V.M. : Nous avons de grosses difficultés d’approvisionnement. L’UFME a passé des commandes de masques pour ses adhérents sur la base du volontariat auprès du Codifab. Grâce à cet organisme nous avons pu commander des centaines de milliers de masques (chirurgicaux, lavables…), mais les masques importés de Chine sont bloqués depuis un mois au niveau des aéroports.
Dans tous les cas, il ne faudra pas que les masques fassent oublier les mesures de distanciation. Il ne faut pas non plus oublier que nous avons des spécificités liées à nos métiers. Pour la pose de menuiserie bois, nous avons par exemple des préconisations sanitaires qui sont bien plus importantes, puisque dans le cadre de la protection contre les poussières de bois, il faut des masques FFP3.

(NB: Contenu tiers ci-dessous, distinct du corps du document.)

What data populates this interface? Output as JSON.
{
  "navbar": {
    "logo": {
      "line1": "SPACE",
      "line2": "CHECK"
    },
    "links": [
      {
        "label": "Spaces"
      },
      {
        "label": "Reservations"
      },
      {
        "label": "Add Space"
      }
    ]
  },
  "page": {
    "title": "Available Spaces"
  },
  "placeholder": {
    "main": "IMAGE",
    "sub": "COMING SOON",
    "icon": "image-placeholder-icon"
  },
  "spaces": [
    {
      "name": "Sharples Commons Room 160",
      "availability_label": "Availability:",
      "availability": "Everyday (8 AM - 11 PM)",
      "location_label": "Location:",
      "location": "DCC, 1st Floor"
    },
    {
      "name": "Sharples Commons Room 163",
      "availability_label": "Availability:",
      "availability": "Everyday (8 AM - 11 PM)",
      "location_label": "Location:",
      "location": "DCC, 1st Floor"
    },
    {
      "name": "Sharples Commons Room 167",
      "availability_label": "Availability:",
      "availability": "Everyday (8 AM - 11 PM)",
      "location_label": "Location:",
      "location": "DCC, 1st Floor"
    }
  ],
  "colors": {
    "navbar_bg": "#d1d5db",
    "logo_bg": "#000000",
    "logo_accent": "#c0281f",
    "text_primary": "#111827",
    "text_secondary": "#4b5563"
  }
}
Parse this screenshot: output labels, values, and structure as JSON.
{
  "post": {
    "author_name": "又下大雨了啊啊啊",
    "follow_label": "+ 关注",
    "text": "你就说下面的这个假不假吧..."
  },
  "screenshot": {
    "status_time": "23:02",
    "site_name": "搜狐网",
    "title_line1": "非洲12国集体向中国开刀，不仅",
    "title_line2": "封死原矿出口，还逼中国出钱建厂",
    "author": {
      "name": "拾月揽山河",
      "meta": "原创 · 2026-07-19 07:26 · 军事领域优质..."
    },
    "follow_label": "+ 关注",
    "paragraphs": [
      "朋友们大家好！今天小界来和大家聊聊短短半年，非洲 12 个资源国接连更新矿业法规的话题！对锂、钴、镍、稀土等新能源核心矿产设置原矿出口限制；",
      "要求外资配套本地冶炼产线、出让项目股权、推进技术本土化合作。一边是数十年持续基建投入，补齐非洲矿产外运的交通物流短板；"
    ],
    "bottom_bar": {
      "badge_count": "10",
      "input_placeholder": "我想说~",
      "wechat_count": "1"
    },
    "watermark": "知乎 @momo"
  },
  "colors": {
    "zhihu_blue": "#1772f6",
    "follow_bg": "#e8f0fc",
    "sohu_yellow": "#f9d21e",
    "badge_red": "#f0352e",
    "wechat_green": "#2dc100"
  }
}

Quelles sont les premières estimations de l’impact économique pour les entreprises ?
V.M. : Le chiffre d’affaire est fortement impacté, on parle d’une perte d’environ 20 % depuis le début du confinement. Les sites de fabrication qui ont relancé leur activité ne produisent pour l’instant que des menuiseries qui ont été commandées avant le confinement, donc cela veut dire que cette production va s’arrêter rapidement si on ne peut pas reprendre les chantiers. Nous attendons impatiemment la reprise pérenne des chantiers pour limiter cette perte de chiffre d’affaire, et le surcoût d’une activité qui risque de rester partielle pendant plusieurs mois, sans parler du surcoût liées aux protections sanitaires.
N’y a-t-il pas des risques de faillites ?
V.M. : Il y a quelques structures qui donnent de grands signes de faiblesse. Les installateurs sont souvent de petites structures qui n’ont pas de trésorerie sur plusieurs mois, et ce sont les premiers touchés. Ce sont les commandes et devis acceptés qui font tourner leur entreprise. Or pendant deux mois ils n’ont pu avoir aucune démarche commerciale, donc c’est très délicat pour eux. Il y a d’un côté la perte de chiffre d’affaire liée au confinement, le surcoût des protections supplémentaires, et des temps de pause qui vont être fortement rallongés, donc une perte de productivité. Mais aussi de grosses craintes pour les mois à venir, puisque pendant ces semaines de confinement, ce sont des avancées commerciales qui n’ont pas été faites. Les répercussions ne se verront pas seulement dans l’immédiat, mais aussi à plus long terme.